The education would be segmented into age groups interspersed with culturally relevant messages on sex and relationships through scientifically accurate, realistic and non-judgmental information on their behavioural and attitudinal challenges.

Imam Ibrahim Mohammed, Ekumfi Circuit Imam, announced this on behalf of religious leaders at a day's stakeholders’ workshop to build the capacity of leaders of Faith Based Organizations (FBO) to scale up public education and support mechanisms for victims of sexual and Gender Based violence (SGBV).

The engagement held in Cape Coast on Wednesday, was organized by the Department of Gender in collaboration with the Regional Coordinating Council (RCC), UNFPA and funded by the Canadian Government.

As a means of achieving that feat, the religious leaders called for a stronger collaboration between Christians, Muslims and other faiths to effectively set the parameters on adolescents’ reproductive health education.

They also advocated massive investment in recreational and social infrastructure by government, FBOs and support agencies to offer protection to victims of SGBV and also support the poor and needy with income generating activities.

They charged parents to put premium on the needs of their children by providing their basic needs such as shelter, health, food, education and security.

Ms. Amanda Odoi, Senior Research Assistance at the Centre for Gender Research, Advocacy and Documentation (CEGRAD), of the University of Cape Coast (UCC), who facilitated the discussion underscored the role of religious leaders in sex education.

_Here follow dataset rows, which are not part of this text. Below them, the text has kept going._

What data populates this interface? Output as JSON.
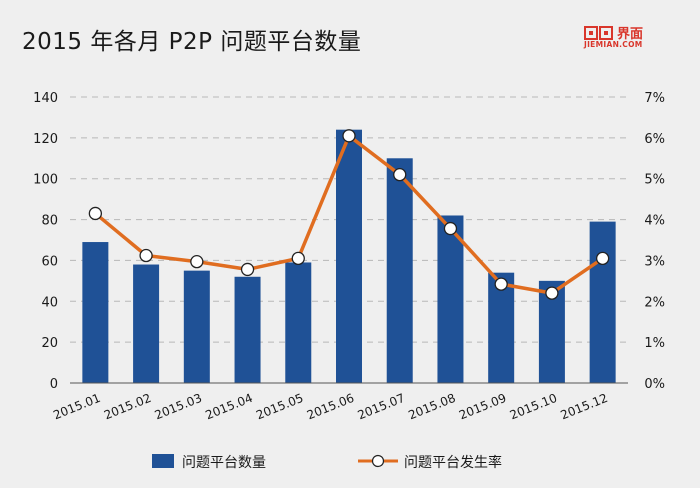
{
  "brand": {
    "name": "界面",
    "url": "JIEMIAN.COM"
  },
  "chart_data": {
    "type": "bar",
    "title": "2015 年各月 P2P 问题平台数量",
    "categories": [
      "2015.01",
      "2015.02",
      "2015.03",
      "2015.04",
      "2015.05",
      "2015.06",
      "2015.07",
      "2015.08",
      "2015.09",
      "2015.10",
      "2015.12"
    ],
    "series": [
      {
        "name": "问题平台数量",
        "type": "bar",
        "axis": "left",
        "color": "#1f5196",
        "values": [
          69,
          58,
          55,
          52,
          59,
          124,
          110,
          82,
          54,
          50,
          79
        ]
      },
      {
        "name": "问题平台发生率",
        "type": "line",
        "axis": "right",
        "color": "#e06d20",
        "values": [
          4.15,
          3.12,
          2.97,
          2.78,
          3.05,
          6.05,
          5.1,
          3.78,
          2.42,
          2.2,
          3.05
        ]
      }
    ],
    "y_left": {
      "ticks": [
        "0",
        "20",
        "40",
        "60",
        "80",
        "100",
        "120",
        "140"
      ],
      "ylim": [
        0,
        140
      ]
    },
    "y_right": {
      "ticks": [
        "0%",
        "1%",
        "2%",
        "3%",
        "4%",
        "5%",
        "6%",
        "7%"
      ],
      "ylim": [
        0,
        7
      ]
    },
    "xlabel": "",
    "ylabel": "",
    "grid": true,
    "legend_position": "bottom"
  }
}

She indicated that immediate interventions of religious and traditional leaders remained key to increasing the knowledge and understanding of adolescents on their reproductive health to help identify adolescents’ sexual needs to promote and sustain behavioural change.

She asked Parents and leaders not to shy away from educating children and adolescents on sex life, because some adolescents were already having sex and had multiple partners unknown to parents and tasked them to seize every moment to honestly, openly and directly listen without being judgmental, but monitor and supervise their activities.

Talking about sex with children does not make or encourage them to be sexually active but rather help protect themselves since sexual desires in adolescents was natural.

She enumerated some consequences of lack of sex education to include ignorance, unwanted pregnancies, STIs, curtailed education and adolescent marriage and cohabitation.

Mrs. Thywill Eyra Kpe, Regional Director of the Department of Gender, asked them to do away with any tradition and custom that affected the wellbeing of children such as marrying off teenage pregnant girls to safeguard family honour.

She effectively schooled them on child marriage and the role of FBOs, Gender issues, Children's Act 1998, child protection and the consequences associated with it.

She mentioned some types of gender violence to include sexual, physical, psychological and economic violence like rape, incest, defilement and child labour, adding that they were social misdeeds that often led to untimely deaths and affect health and marriage life of the victims.